Single by Son House
- Released: 1930
- Recorded: May 28, 1930
- Studio: Grafton, Wisconsin, United States
- Genre: Blues, Delta blues
- Length: 3:00
- Label: Paramount
- Songwriter: Son House

Son House singles chronology
| "My Black Mama Part 1" / "My Black Mama Part 2" (1930) | "Clarksdale Moan" / "Mississippi County Farm Blues" (1930) | "The Pony Blues" / "The Jinx Blues Part 1" (1967) |

= Clarksdale Moan =

"Clarksdale Moan" is a blues song recorded by the Delta blues musician Son House and first released as a 78-RPM single in 1930. The equally sought-after recording "Mississippi County Farm Blues" was the A-side. The song was believed to be lost until 2005, when record collector, Mark Blaesing discovered an original 78 rpm disc in a reasonably good condition. It was released in 2006 on the Yazoo Records album The Stuff That Dreams Are Made Of, which contained many other rare blues recordings from that era.

==Background==
Son House recorded nine songs for Paramount Records in Grafton, Wisconsin, in 1930, released as 78 rpm records. Seven of these recordings were rediscovered (see below), but the "Clarksdale Moan" 78 continued to elude collectors and was dubbed the "holy grail" of lost blues recordings.

==Discovery==
In September 2005, a collector announced he had obtained the lost "Clarksdale Moan" 78 in reasonably decent condition. On April 4, 2006, both "Clarksdale Moan" and "Mississippi County Farm Blues" were released on the collection The Stuff That Dreams Are Made Of from Yazoo Records.
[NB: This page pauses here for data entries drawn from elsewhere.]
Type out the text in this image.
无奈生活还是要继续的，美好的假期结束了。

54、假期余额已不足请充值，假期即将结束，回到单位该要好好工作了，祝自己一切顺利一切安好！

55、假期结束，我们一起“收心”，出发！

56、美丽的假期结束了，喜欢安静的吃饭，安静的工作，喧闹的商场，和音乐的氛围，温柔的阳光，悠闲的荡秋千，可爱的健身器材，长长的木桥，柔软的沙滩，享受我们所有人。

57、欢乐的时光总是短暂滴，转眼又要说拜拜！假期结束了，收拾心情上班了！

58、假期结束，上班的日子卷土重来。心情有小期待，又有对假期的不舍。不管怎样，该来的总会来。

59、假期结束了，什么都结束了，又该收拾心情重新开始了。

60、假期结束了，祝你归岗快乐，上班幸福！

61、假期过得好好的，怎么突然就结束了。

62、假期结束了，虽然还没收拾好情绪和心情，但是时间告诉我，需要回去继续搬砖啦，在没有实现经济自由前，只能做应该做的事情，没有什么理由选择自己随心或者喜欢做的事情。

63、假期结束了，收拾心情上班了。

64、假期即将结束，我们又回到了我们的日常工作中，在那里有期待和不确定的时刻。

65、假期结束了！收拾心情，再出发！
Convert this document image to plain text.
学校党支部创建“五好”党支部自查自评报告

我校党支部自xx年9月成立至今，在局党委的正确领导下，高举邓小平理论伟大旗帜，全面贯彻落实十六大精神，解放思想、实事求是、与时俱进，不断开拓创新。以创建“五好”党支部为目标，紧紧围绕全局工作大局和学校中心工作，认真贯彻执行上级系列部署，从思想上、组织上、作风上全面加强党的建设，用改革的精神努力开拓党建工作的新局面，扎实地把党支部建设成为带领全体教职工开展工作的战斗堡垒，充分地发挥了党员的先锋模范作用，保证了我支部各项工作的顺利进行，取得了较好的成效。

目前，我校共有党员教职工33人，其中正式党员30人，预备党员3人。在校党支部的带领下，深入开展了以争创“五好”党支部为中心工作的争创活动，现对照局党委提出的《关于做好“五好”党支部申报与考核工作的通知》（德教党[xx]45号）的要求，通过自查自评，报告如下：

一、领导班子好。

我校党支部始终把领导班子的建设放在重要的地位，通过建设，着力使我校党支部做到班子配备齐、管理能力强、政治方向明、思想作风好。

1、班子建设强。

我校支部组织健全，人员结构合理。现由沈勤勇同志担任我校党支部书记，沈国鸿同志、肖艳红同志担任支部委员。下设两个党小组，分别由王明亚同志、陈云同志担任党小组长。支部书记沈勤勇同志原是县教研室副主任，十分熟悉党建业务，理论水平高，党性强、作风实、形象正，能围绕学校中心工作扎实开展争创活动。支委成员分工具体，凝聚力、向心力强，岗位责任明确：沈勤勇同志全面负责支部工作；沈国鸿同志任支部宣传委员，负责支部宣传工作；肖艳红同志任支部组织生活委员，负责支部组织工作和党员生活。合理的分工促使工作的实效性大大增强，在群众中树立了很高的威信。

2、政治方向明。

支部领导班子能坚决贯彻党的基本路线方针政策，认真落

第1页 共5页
While "Clarksdale Moan" was unknown to modern collectors, "Mississippi County Farm Blues" is an earlier (and faster) version of a song Son House later recorded at a session for the Library of Congress in 1942, entitled "County Farm Tune". Both "Clarksdale Moan" and "Mississippi County Farm Blues" are also included in the box set When the Levee Breaks: Mississippi Blues, Rare Cuts: 1926–1941, released by JSP Records in 2007.